Problem: Scripts expect markdown format Fix: Convert PDFs/Word docs to markdown first using pandoc:

pandoc document.pdf -o document.md

❌ Ignoring token counts

Problem: Sections too large for embedding models Fix: Review section_map.md token counts, split sections >900 tokens manually

❌ Missing Python dependencies

Problem: Scripts require specific libraries Fix: Install dependencies:

pip install tiktoken markdown beautifulsoup4

❌ Not preserving structure

Problem: Flat extraction loses context Fix: Always use hierarchical parsing, maintain parent-child relationships

❌ Skipping metadata extraction

Problem: Lose valuable structured data Fix: Always run both scripts for complete analysis

Examples

Example 1: Research Paper (47k tokens)

Input: 47k token research paper on RAG systems

Commands:

python3 scripts/parse_document_structure.py rag_paper.md
python3 scripts/extract_metadata.py rag_paper.md

Results:

56 sections extracted
54 tables identified
145 benchmarks found
71 techniques cataloged
Section map showing 3-level hierarchy
Average section size: 839 tokens (within target range)
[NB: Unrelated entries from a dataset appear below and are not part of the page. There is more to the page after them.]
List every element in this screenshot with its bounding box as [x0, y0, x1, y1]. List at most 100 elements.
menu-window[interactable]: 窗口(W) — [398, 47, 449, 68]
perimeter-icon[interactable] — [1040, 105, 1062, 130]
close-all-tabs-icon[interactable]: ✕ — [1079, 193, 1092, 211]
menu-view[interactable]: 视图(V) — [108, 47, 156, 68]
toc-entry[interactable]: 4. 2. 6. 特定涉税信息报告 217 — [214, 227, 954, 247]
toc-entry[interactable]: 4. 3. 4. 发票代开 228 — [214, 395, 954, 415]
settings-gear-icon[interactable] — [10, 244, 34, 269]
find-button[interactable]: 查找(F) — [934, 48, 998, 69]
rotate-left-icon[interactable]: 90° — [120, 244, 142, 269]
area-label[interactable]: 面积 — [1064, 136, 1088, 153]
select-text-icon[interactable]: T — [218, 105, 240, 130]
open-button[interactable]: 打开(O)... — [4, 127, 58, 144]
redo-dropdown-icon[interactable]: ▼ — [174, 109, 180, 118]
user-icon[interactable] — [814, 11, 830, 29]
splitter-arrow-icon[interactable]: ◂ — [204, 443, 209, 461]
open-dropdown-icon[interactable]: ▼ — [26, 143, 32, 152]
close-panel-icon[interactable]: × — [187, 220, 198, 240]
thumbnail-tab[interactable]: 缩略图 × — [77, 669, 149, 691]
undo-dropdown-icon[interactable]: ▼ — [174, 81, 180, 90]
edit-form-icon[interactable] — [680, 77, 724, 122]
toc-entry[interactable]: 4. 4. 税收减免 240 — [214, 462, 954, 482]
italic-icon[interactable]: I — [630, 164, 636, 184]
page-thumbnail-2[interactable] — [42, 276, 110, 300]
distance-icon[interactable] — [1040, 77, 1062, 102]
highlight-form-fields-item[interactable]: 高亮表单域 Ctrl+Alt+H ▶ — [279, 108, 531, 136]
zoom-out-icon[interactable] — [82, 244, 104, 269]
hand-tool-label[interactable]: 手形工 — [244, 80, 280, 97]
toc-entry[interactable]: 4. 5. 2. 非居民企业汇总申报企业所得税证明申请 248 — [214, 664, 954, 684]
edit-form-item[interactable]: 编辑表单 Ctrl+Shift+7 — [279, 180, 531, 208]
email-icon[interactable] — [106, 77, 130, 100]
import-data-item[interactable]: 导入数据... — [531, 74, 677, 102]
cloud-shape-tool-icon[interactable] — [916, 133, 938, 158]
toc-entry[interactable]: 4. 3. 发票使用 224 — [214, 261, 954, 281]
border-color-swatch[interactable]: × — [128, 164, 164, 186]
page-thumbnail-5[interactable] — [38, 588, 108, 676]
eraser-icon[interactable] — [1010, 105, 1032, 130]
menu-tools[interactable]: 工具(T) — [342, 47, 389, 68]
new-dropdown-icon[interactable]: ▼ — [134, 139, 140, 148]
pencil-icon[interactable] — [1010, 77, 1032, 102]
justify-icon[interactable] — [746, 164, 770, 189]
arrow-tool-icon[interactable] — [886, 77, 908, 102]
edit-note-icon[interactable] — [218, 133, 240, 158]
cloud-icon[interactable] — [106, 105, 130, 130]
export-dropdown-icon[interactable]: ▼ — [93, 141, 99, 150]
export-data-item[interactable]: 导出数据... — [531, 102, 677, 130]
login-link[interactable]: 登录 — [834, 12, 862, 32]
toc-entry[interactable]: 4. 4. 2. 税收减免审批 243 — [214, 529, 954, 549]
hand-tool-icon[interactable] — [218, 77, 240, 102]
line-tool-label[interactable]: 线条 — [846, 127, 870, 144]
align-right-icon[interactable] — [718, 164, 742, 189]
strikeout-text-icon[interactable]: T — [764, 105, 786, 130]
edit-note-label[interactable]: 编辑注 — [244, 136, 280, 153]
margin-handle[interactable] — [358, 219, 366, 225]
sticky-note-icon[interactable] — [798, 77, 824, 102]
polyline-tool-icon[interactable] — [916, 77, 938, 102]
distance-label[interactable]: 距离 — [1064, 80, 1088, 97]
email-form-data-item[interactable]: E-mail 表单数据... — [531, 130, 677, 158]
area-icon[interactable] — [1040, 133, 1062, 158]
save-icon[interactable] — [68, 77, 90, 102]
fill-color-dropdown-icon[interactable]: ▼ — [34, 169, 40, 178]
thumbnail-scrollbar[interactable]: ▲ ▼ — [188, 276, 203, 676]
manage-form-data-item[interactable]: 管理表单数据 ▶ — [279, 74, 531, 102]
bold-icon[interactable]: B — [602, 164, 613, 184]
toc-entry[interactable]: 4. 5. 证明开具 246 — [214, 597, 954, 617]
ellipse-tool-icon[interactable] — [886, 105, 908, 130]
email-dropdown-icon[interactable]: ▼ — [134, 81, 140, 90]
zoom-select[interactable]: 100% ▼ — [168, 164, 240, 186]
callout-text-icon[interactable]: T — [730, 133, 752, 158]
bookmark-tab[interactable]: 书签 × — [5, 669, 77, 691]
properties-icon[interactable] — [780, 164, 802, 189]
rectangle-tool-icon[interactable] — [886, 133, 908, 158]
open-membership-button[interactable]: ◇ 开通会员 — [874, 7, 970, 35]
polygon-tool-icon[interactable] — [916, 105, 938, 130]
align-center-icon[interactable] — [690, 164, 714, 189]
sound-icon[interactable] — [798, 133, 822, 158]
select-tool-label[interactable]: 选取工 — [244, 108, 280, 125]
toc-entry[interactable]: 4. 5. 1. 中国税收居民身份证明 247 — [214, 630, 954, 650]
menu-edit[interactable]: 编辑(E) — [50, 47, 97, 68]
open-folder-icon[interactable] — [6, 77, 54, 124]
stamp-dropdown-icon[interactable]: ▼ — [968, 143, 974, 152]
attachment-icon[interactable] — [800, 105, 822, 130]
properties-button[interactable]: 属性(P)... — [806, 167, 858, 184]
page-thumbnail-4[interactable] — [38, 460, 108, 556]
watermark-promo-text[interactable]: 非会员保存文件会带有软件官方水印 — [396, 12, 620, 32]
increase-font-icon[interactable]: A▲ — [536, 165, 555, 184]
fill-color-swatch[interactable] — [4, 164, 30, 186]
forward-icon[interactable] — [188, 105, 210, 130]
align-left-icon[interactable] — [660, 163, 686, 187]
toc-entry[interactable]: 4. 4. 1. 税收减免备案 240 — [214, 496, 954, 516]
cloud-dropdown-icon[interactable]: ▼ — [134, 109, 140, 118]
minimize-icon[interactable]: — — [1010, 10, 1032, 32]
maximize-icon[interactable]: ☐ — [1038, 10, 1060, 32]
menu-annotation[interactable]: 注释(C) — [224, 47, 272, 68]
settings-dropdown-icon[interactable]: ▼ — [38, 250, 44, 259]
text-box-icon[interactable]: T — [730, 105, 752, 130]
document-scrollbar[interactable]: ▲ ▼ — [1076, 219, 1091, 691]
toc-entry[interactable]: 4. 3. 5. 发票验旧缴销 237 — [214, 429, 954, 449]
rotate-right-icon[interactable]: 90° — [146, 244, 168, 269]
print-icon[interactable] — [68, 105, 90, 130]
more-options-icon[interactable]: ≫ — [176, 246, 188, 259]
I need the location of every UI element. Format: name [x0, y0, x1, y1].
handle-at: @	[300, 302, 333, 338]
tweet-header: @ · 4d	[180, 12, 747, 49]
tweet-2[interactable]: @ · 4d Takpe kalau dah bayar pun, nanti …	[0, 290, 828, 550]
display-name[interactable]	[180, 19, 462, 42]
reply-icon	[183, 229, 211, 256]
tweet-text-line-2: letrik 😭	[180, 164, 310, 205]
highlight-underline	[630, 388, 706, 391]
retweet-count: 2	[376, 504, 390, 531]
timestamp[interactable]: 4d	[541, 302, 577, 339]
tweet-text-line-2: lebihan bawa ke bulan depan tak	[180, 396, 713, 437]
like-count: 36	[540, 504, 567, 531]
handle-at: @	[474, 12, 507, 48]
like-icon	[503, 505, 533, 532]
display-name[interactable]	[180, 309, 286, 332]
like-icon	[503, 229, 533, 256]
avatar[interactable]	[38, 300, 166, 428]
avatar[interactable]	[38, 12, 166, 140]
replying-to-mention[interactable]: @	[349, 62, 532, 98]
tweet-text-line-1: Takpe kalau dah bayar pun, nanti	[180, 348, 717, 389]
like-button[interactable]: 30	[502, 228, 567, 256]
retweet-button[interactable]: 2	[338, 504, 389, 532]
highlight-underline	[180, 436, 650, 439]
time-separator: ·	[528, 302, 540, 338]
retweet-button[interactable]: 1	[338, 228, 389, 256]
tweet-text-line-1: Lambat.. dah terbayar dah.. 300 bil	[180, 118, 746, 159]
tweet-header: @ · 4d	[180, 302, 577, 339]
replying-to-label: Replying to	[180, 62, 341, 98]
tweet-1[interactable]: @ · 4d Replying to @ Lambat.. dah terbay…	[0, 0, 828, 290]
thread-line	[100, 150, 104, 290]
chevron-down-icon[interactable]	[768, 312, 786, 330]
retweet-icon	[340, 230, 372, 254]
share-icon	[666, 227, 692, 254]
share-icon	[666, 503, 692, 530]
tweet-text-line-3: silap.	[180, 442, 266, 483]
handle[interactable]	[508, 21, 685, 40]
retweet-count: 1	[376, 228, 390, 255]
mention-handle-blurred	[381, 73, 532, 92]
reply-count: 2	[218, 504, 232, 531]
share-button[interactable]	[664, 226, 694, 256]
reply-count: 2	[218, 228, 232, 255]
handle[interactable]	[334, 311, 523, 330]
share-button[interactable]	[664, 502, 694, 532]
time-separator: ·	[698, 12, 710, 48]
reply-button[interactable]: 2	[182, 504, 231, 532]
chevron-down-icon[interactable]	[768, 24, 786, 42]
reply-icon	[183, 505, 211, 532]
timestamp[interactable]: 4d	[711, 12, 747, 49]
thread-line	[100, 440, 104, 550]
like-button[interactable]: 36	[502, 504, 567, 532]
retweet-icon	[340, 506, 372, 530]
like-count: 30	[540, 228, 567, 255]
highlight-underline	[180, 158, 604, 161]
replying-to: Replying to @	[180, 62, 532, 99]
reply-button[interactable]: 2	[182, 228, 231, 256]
Example 2: Technical Documentation

Input: API documentation with code examples

Commands:

python3 scripts/parse_document_structure.py api_docs.md --map api_outline.md
python3 scripts/extract_metadata.py api_docs.md

Use results to:

Navigate API structure via outline
Extract all code examples for testing
Catalog all endpoints from tables
Build searchable knowledge base

Example 3: Multi-Document Comparison

Input: 3 papers on LLM evaluation

Workflow:

# Parse all documents
for doc in paper*.md; do
  python3 scripts/parse_document_structure.py "$doc"
  python3 scripts/extract_metadata.py "$doc"
done

# Compare methodologies
jq -r '.sections[] | select(.title | contains("Method")) | .title' *_structure.json

# Compare benchmarks
jq -r '.benchmarks[] | select(.metric == "Accuracy") | "\(.value) - \(.context)"' *_metadata.json

Testing Your Parsing

After parsing a document, verify quality:

Structure Checklist:

All major sections captured
Hierarchy preserved (H1 > H2 > H3)
Token counts reasonable (400-900 target)
Section map is human-readable
JSON is valid (
```
jq . structure.json
```
)

Metadata Checklist:

Tables extracted with structure
Code blocks include language tags
Benchmarks capture value + context
Key terms are domain-relevant
JSON is valid (
```
jq . metadata.json
```
)

Advanced Usage

Custom Section Splitting

If sections are too large (>900 tokens), split manually:

# In parse_document_structure.py, add target_size parameter
python3 scripts/parse_document_structure.py document.md \
  --target-size 600 \
  --max-size 900

Filtering by Section Level

Extract only top-level sections:

jq '.sections[] | select(.level == 1)' structure.json

Building RAG Index

Use parsed output for RAG system:

import json

# Load structure
with open('structure.json') as f:
    structure = json.load(f)

# Load metadata
with open('metadata.json') as f:
    metadata = json.load(f)

# Build embeddings for each section
for section in structure['sections']:
    if 400 <= section['token_count'] <= 900:
        # Optimal chunk size
        embed_and_index(section)

Integration with Other Skills

This skill complements:

skill-builder: Create new parsing strategies as skills
time-awareness: Track document parsing timestamps

Proven Success

Tested successfully on:

✅ 47K token research document
✅ 56 sections extracted
✅ 54 tables preserved
✅ 145 benchmarks identified
✅ 71 techniques cataloged
✅ Hierarchical section maps generated
✅ Metadata JSON validated

References

```
references/chunking_principles.md
```
- Complete RAG chunking methodology
Scripts in
```
scripts/
```
directory
See skill-builder for creating document-specific parsing skills

Remember: Large documents are structured data. Parse the structure first, then read strategically.